Ancient Earth looked just like Jupiter's moon Io

Earth's look-alike! Our planet may have looked a lot like Jupiter's hypervolcanic moon Io around 4 billion years ago, according to a new study.
Io is the most volcanically active object in the solar system with intense eruptions that cover the entire moon in a centimetre of lava every year.
Earth probably went through a similar phase in its youth, back before the planet cooled enough for plate tectonics to start up, according to the study in the journal Nature.
Earth formed from the fusion of many small, rocky "planetesimals" about 4.5 billion years ago. These collisions generated lots of heat, as did the subsequent separation of Earth's metallic core and the decay of radioactive elements.

Consequently, the ancient Earth harboured far more internal heat than it does today - perhaps five to 10 times more, SPACE.Com reported.
However, the planet's lithosphere - its rigid outer shell, composed of the crust and upper mantle - was relatively thick and cool in those early days.

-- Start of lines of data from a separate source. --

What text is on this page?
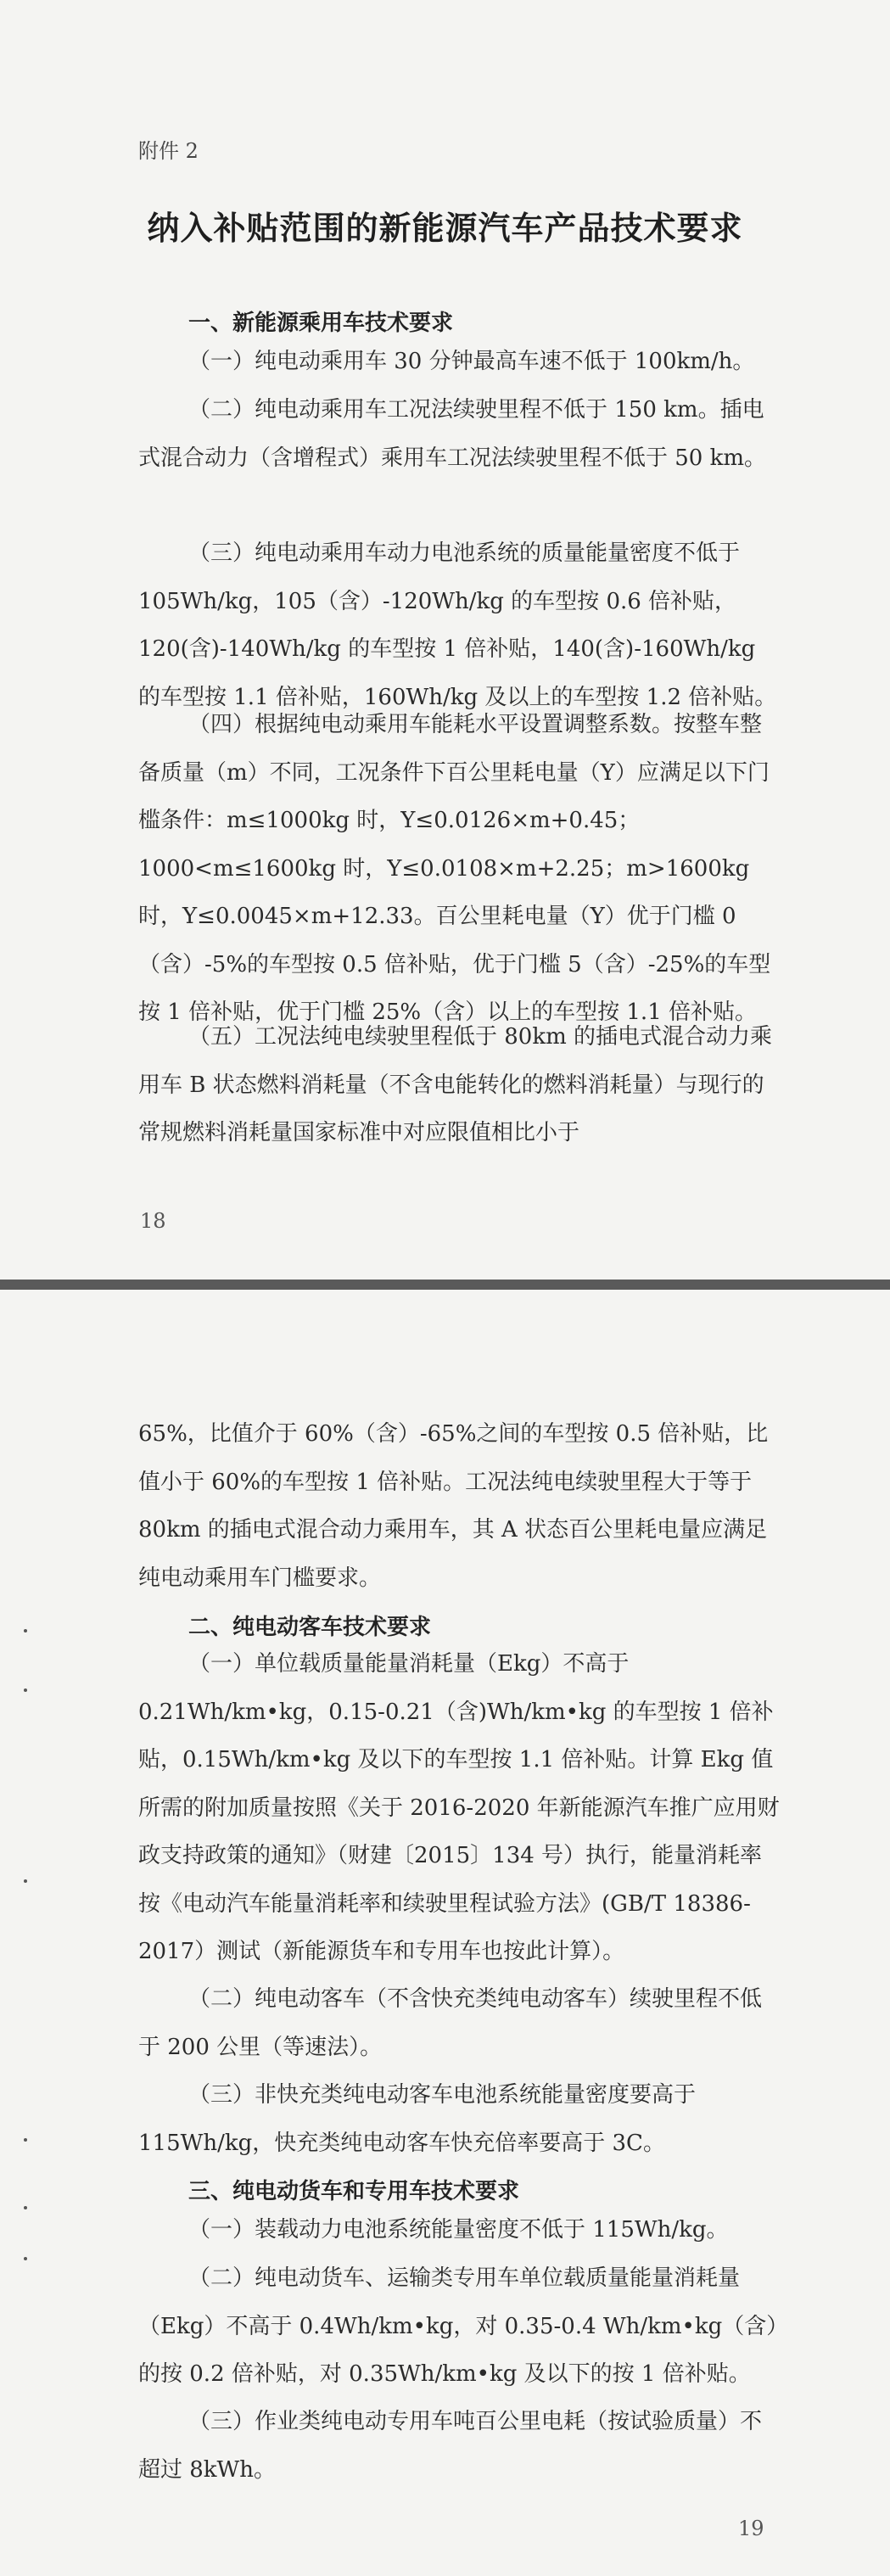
附件 2
纳入补贴范围的新能源汽车产品技术要求
一、新能源乘用车技术要求
（一）纯电动乘用车 30 分钟最高车速不低于 100km/h。
（二）纯电动乘用车工况法续驶里程不低于 150 km。插电式混合动力（含增程式）乘用车工况法续驶里程不低于 50 km。
（三）纯电动乘用车动力电池系统的质量能量密度不低于 105Wh/kg，105（含）-120Wh/kg 的车型按 0.6 倍补贴，120(含)-140Wh/kg 的车型按 1 倍补贴，140(含)-160Wh/kg 的车型按 1.1 倍补贴，160Wh/kg 及以上的车型按 1.2 倍补贴。
（四）根据纯电动乘用车能耗水平设置调整系数。按整车整备质量（m）不同，工况条件下百公里耗电量（Y）应满足以下门槛条件：m≤1000kg 时，Y≤0.0126×m+0.45；1000<m≤1600kg 时，Y≤0.0108×m+2.25；m>1600kg 时，Y≤0.0045×m+12.33。百公里耗电量（Y）优于门槛 0（含）-5%的车型按 0.5 倍补贴，优于门槛 5（含）-25%的车型按 1 倍补贴，优于门槛 25%（含）以上的车型按 1.1 倍补贴。
（五）工况法纯电续驶里程低于 80km 的插电式混合动力乘用车 B 状态燃料消耗量（不含电能转化的燃料消耗量）与现行的常规燃料消耗量国家标准中对应限值相比小于
18
65%，比值介于 60%（含）-65%之间的车型按 0.5 倍补贴，比值小于 60%的车型按 1 倍补贴。工况法纯电续驶里程大于等于 80km 的插电式混合动力乘用车，其 A 状态百公里耗电量应满足纯电动乘用车门槛要求。
二、纯电动客车技术要求
（一）单位载质量能量消耗量（Ekg）不高于 0.21Wh/km•kg，0.15-0.21（含)Wh/km•kg 的车型按 1 倍补贴，0.15Wh/km•kg 及以下的车型按 1.1 倍补贴。计算 Ekg 值所需的附加质量按照《关于 2016-2020 年新能源汽车推广应用财政支持政策的通知》（财建〔2015〕134 号）执行，能量消耗率按《电动汽车能量消耗率和续驶里程试验方法》(GB/T 18386-2017）测试（新能源货车和专用车也按此计算）。
（二）纯电动客车（不含快充类纯电动客车）续驶里程不低于 200 公里（等速法）。
（三）非快充类纯电动客车电池系统能量密度要高于 115Wh/kg，快充类纯电动客车快充倍率要高于 3C。
三、纯电动货车和专用车技术要求
（一）装载动力电池系统能量密度不低于 115Wh/kg。
（二）纯电动货车、运输类专用车单位载质量能量消耗量（Ekg）不高于 0.4Wh/km•kg，对 0.35-0.4 Wh/km•kg（含）的按 0.2 倍补贴，对 0.35Wh/km•kg 及以下的按 1 倍补贴。
（三）作业类纯电动专用车吨百公里电耗（按试验质量）不超过 8kWh。
19
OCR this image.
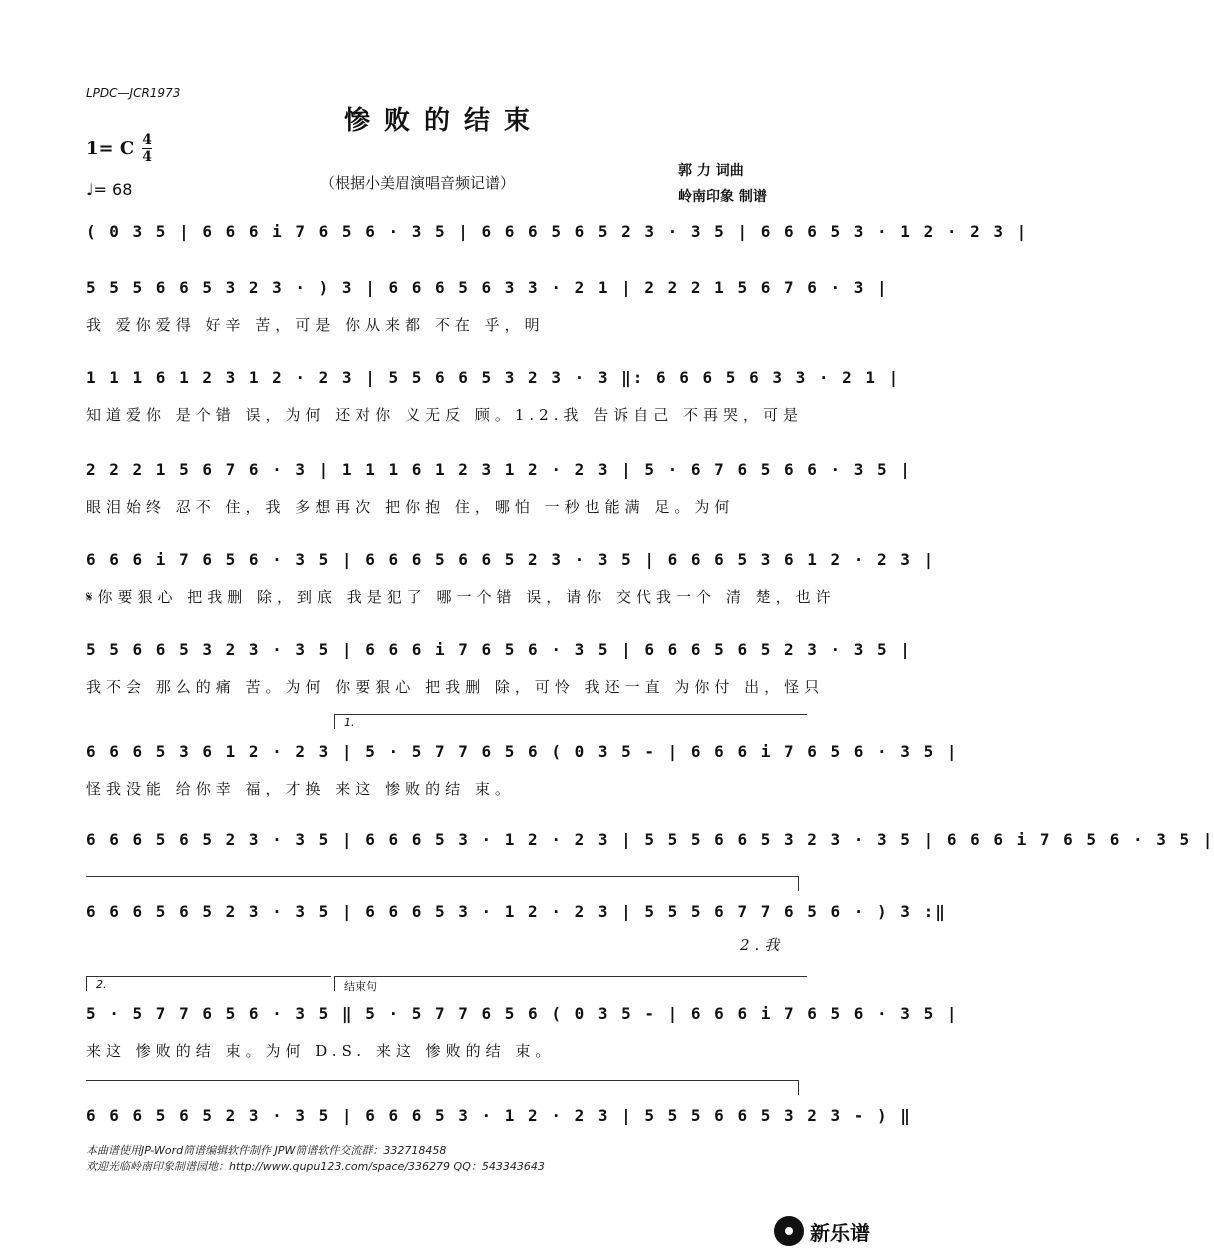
LPDC—JCR1973
惨败的结束
1= C $\frac{4}{4}$
♩= 68	（根据小美眉演唱音频记谱）
郭 力 词曲
岭南印象 制谱
( 0 3 5 | 6 6 6 i 7 6 5 6 · 3 5 | 6 6 6 5 6 5 2 3 · 3 5 | 6 6 6 5 3 · 1 2 · 2 3 |
5 5 5 6 6 5 3 2 3 · ) 3 | 6 6 6 5 6 3 3 · 2 1 | 2 2 2 1 5 6 7 6 · 3 |
我 爱你爱得 好辛 苦，可是 你从来都 不在 乎，明
1 1 1 6 1 2 3 1 2 · 2 3 | 5 5 6 6 5 3 2 3 · 3 ‖: 6 6 6 5 6 3 3 · 2 1 |
知道爱你 是个错 误，为何 还对你 义无反 顾。1.2.我 告诉自己 不再哭，可是
2 2 2 1 5 6 7 6 · 3 | 1 1 1 6 1 2 3 1 2 · 2 3 | 5 · 6 7 6 5 6 6 · 3 5 |
眼泪始终 忍不 住，我 多想再次 把你抱 住，哪怕 一秒也能满 足。为何
6 6 6 i 7 6 5 6 · 3 5 | 6 6 6 5 6 6 5 2 3 · 3 5 | 6 6 6 5 3 6 1 2 · 2 3 |
𝄋你要狠心 把我删 除，到底 我是犯了 哪一个错 误，请你 交代我一个 清 楚，也许
5 5 6 6 5 3 2 3 · 3 5 | 6 6 6 i 7 6 5 6 · 3 5 | 6 6 6 5 6 5 2 3 · 3 5 |
我不会 那么的痛 苦。为何 你要狠心 把我删 除，可怜 我还一直 为你付 出，怪只
1.
6 6 6 5 3 6 1 2 · 2 3 | 5 · 5 7 7 6 5 6 ( 0 3 5 - | 6 6 6 i 7 6 5 6 · 3 5 |
怪我没能 给你幸 福，才换 来这 惨败的结 束。
6 6 6 5 6 5 2 3 · 3 5 | 6 6 6 5 3 · 1 2 · 2 3 | 5 5 5 6 6 5 3 2 3 · 3 5 | 6 6 6 i 7 6 5 6 · 3 5 |
6 6 6 5 6 5 2 3 · 3 5 | 6 6 6 5 3 · 1 2 · 2 3 | 5 5 5 6 7 7 6 5 6 · ) 3 :‖
2.我
2.	结束句
5 · 5 7 7 6 5 6 · 3 5 ‖ 5 · 5 7 7 6 5 6 ( 0 3 5 - | 6 6 6 i 7 6 5 6 · 3 5 |
来这 惨败的结 束。为何 D.S. 来这 惨败的结 束。
6 6 6 5 6 5 2 3 · 3 5 | 6 6 6 5 3 · 1 2 · 2 3 | 5 5 5 6 6 5 3 2 3 - ) ‖
本曲谱使用JP-Word简谱编辑软件制作 JPW简谱软件交流群：332718458
欢迎光临岭南印象制谱园地：http://www.qupu123.com/space/336279 QQ：543343643
新乐谱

That shouldn't be the case if plate tectonics were the main means of dissipating interior heat back then, as it is now, researchers said.

Instead, the early Earth may have worked more like Io, where heat flows to the surface through volcanic "pipes" in huge quantities.
The moon is tugged so hard by Jupiter's powerful gravity that it currently transports about 40 times more internal heat than Earth does despite being just 30 per cent as wide as our planet.

"The heat pipe [idea] explains that, by allowing heat through the lithosphere in particular places - the pipes - which allows the rest of the lithosphere to be thick and cold and strong," said study lead author William Moore, of Hampton University in Virginia.
The chief alternative to the heat-pipe model developed by Moore and study co-author Alexander Webb of Lousiana State University is a version of plate tectonics, in which Earth's enormous lithospheric plates simply moved faster and transported more heat long ago.
But a hotter interior would likely have generated more molten rock, producing thicker, more buoyant plates that would have taken longer to cool down enough to dive back into Earth's mantle, Moore said.

Also, rocks that formed about 3.5 billion years ago preserve evidence of periods of intense, continuous volcanism on Earth lasting several hundred million years. That's another knock against the ancient tectonics argument, Moore added.